Since the beginning of time and the beginning of books, this, ladies and gentlemen, was the worst book ever in the world. Well, next to Old Man and the Sea. But no one really compares to Hemmingway in his suckiness, so that's not saying much.
Just...what the hell WAS this?! You have Catherine, the melodramatic hypochondriac nutcase who somehow is in love with the cockiest, most arrogant SOB ever to grace the face of this Earth. Her dimwit husband does nothing but get stabbed and beaten by said SOB, who runs off with his girlfriend's SISTER, who in turn pops out a baby who ends up committing incest with her cousin, who is the daughter of the melodramatic hypochondraic and the dimwit husband and who subsequently kills off Mommy in childbirth. For this, Cocky SOB hates her until the end of his days and turns bitter, all the while going back and forth between trying to make her life miserable and holding her prisoner in his home, and making her life miserable and keeping her from seeing her OTHER cousin, who she's also in love with. And then the over-religious, fundamentalist Irishman who, I kid you not, I was not able to understand ONE WORD OF. Not ONE WORD.

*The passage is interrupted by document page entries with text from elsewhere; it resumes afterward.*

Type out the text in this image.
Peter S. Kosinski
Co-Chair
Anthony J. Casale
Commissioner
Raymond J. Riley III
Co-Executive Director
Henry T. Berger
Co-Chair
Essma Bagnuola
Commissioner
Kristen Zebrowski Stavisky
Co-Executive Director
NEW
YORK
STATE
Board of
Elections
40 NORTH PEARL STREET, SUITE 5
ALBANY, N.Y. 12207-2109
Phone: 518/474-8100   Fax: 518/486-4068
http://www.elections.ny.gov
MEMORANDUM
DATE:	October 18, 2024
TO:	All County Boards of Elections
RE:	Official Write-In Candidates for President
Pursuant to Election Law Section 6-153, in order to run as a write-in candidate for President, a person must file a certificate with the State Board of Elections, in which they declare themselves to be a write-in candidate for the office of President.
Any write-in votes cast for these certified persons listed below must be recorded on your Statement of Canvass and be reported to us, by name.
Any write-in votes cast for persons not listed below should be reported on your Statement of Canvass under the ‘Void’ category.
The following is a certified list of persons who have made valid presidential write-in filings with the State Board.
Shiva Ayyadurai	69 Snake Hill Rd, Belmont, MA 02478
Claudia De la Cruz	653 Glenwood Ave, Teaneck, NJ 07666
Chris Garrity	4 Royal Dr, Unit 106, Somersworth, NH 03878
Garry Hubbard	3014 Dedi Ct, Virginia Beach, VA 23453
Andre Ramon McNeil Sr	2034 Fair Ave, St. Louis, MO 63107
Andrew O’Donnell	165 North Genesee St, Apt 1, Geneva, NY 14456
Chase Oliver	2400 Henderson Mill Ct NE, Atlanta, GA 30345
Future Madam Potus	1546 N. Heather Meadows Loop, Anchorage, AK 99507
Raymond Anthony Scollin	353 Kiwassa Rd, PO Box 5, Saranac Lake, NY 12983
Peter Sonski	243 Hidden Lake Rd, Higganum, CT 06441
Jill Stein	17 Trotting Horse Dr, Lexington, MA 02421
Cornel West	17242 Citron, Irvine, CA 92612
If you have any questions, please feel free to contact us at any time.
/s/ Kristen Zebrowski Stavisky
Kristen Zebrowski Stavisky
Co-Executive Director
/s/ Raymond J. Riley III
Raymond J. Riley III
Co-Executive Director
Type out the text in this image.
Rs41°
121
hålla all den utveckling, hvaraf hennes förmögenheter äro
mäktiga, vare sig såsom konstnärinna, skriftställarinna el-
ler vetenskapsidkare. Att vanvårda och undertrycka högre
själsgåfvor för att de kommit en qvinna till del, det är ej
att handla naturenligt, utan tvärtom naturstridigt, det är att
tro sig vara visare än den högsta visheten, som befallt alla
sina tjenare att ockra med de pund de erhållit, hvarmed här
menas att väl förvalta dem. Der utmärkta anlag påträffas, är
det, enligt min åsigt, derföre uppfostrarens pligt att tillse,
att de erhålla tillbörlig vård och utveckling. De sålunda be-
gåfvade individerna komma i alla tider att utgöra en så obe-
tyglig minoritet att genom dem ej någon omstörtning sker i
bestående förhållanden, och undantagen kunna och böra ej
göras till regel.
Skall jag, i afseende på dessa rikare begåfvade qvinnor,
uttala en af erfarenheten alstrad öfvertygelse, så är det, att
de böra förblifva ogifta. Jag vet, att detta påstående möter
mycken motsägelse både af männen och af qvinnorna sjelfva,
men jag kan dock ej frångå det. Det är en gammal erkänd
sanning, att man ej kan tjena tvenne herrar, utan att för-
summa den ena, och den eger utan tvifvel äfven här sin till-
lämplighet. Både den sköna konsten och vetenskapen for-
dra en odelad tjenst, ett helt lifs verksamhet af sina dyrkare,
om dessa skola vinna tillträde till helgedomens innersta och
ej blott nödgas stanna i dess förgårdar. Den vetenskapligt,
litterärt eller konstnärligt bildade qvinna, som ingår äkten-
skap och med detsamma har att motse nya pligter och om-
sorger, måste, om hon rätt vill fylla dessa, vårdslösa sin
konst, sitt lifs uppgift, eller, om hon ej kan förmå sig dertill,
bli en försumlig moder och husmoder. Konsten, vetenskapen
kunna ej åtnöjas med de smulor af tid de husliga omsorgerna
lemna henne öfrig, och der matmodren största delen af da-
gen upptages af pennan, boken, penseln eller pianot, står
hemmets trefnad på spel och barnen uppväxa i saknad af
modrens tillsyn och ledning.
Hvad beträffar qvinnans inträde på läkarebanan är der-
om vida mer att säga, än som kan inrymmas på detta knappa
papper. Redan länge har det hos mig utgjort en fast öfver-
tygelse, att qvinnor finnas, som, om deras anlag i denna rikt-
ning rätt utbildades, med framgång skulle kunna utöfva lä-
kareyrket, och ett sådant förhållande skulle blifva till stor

It's Lifetime and Dawson's Creek circa 1850s Britain, folks. And absolutely nothing more. You have these vacant, empty, completely one demensional characters rolling around tearing pillows with their teeth and screeching about asinine CRAP that only CHILDREN IN JUNIOR HIGH should be whining about. And these people don't even have the excuse of being 14 years old.
It got to the point where I just couldn't even take the story seriously anymore. No real person ever would act that way. At least, no real person who wasn't tossing themselves back and forth against padded walls in a straight jacket. I just wanted it to end. It was so uninteresting and the material so unbelievably offensive it was nigh unbearable. I'm pretty sure my I.Q. has dropped twenty points since the moment I opened the first page a month ago.
Emily Bronte writes well TECHNICALLY. It was easy to follow, and it did flow - you didn't necessarily feel like the story was dragging, just unbelievably lame and pathetic. But good technique and writing skills wasn't enough to save this monstrosity. It's noted as one of the number one tear jerkers in all of literature, but the only thing I was crying of by the end was happiness that it was over.
As a great man named Maddox often says of things he finds distateful: ditch this bullshit.